Since NAD+ can be synthesized from NAM through multiple steps involving proteins nicotinamide phosphoribosyltransferase (NAMPT) and nicotinamide mononucleotide adenylyltransferase (NMNAT) (Figure 2c), we next examined enzyme expression that may explain the observed metabolite patterns. Immunofluorescence of the mitochondrial isoform NMNAT3 in the mouse kidney section shows that it is highly expressed in cortex (Figure 2d), which explains the relatively high labeling of NAD+ in cortex. On the other hand, 13C6-NAM comes from circulating blood. Therefore, its level should be the highest in blood vessels followed by medulla and outer stripe based on the proximity to circulating blood. The observed NAD+ labeling pattern is the combined result of substrate availability and NMNAT expression level. In addition, there is a subtle but consistent trend that the NADH labeling ratio is lower than that of NAD+, suggesting that NADH is being converted from NAD+, not vice versa (Figure 2c).
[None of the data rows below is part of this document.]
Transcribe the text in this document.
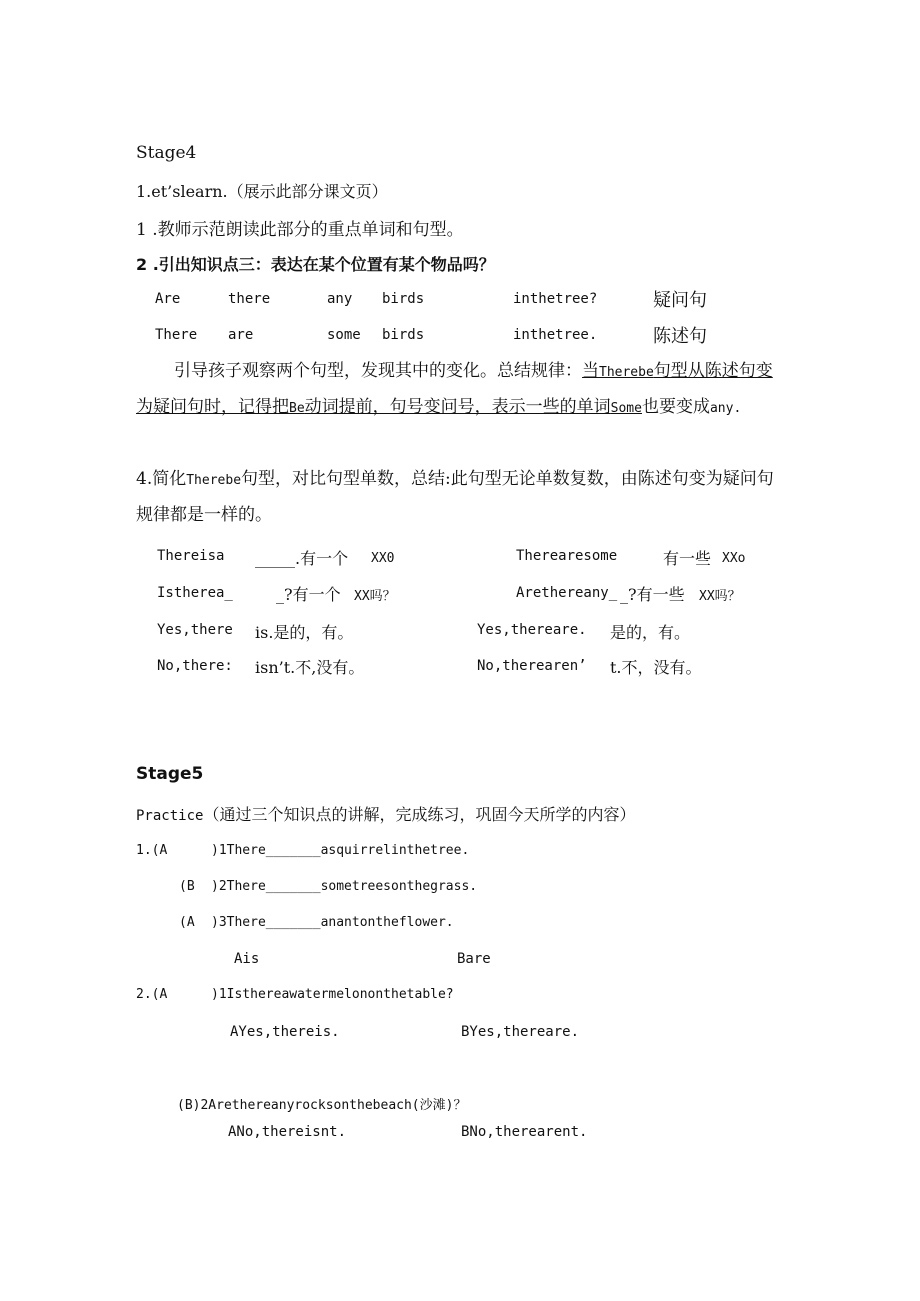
Stage4
1.et’slearn.（展示此部分课文页）
1 .教师示范朗读此部分的重点单词和句型。
2 .引出知识点三：表达在某个位置有某个物品吗？
Are	there	any birds	inthetree?	疑问句
There are	some birds	inthetree.	陈述句
引导孩子观察两个句型，发现其中的变化。总结规律：当Therebe句型从陈述句变为疑问句时，记得把Be动词提前，句号变问号，表示一些的单词Some也要变成any.
4.简化Therebe句型，对比句型单数，总结:此句型无论单数复数，由陈述句变为疑问句规律都是一样的。
Thereisa _____.有一个 XX0	Therearesome	有一些 XXo
Istherea_	_?有一个 XX吗？	Arethereany_ _?有一些 XX吗？
Yes,there is.是的，有。	Yes,thereare. 是的，有。
No,there: isn’t.不,没有。	No,therearen’ t.不，没有。
Stage5
Practice（通过三个知识点的讲解，完成练习，巩固今天所学的内容）
1.(A	)1There_______asquirrelinthetree.
(B )2There_______sometreesonthegrass.
(A )3There_______anantontheflower.
Ais	Bare
2.(A	)1Isthereawatermelononthetable?
AYes,thereis.	BYes,thereare.
(B)2Arethereanyrocksonthebeach(沙滩)？
ANo,thereisnt.	BNo,therearent.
Examination of other nucleotides reveals that the apparent ATP:ADP ratio (based on raw signal intensities) also shows a pattern that distinguishes blood vessels, medulla, outer stripe, and cortex (the latter two being indistinguishable) (Figure 2b). In the case of glucose metabolism, the ATP:ADP ratio impacts the direction of reaction flux through phosphoglycerate kinase, favoring either glycolysis or gluconeogenesis.33,34 Gluconeogenesis is a process that requires ATP, and the tissue must reserve a sufficient amount of ATP to maintain glucose homeostasis. The higher relative ATP in the renal cortex and lower in medulla is consistent with the fact that the cortex is the leading site of gluconeogenesis in the kidney, while the medulla is the main site of glycolysis.35
Glycolysis in Different Regions and Fiber Types of the Muscle
Because our acidic methanol wash improves the detection of phosphate-containing energy metabolites, we applied this technique to study the metabolic heterogeneity of muscle fibers. Glycolytic metabolites have a low abundance in mammalian tissues, making them harder to detect by conventional and spatial mass spectrometry methods. We hypothesized that our acidic methanol wash approach would be helpful to determine the source of glycolytic intermediates, particularly those that are phosphorylated. Recent work in mice has shown that different muscles in the leg use diverse nutrient pools to feed glycolysis.36 The soleus muscle, rich in Type 1 and Type 2a muscle fibers, primarily uses circulating glucose for glycolysis. In contrast, the gastrocnemius muscle, rich in Type 2b fibers, primarily uses glycogen stored within the tissue.36 However, these studies have used LC–MS to measure these differences in metabolites in bulk tissue and ignored the heterogeneity of fibers in these muscles. In particular, the inner region of the gastrocnemius muscle has more Type 2a or Type 1 muscle fibers, a part classically known as the red gastrocnemius. We hypothesized that the fiber composition of individual muscle types would rely differentially on circulating glucose compared to stored glycogen to power glycolysis.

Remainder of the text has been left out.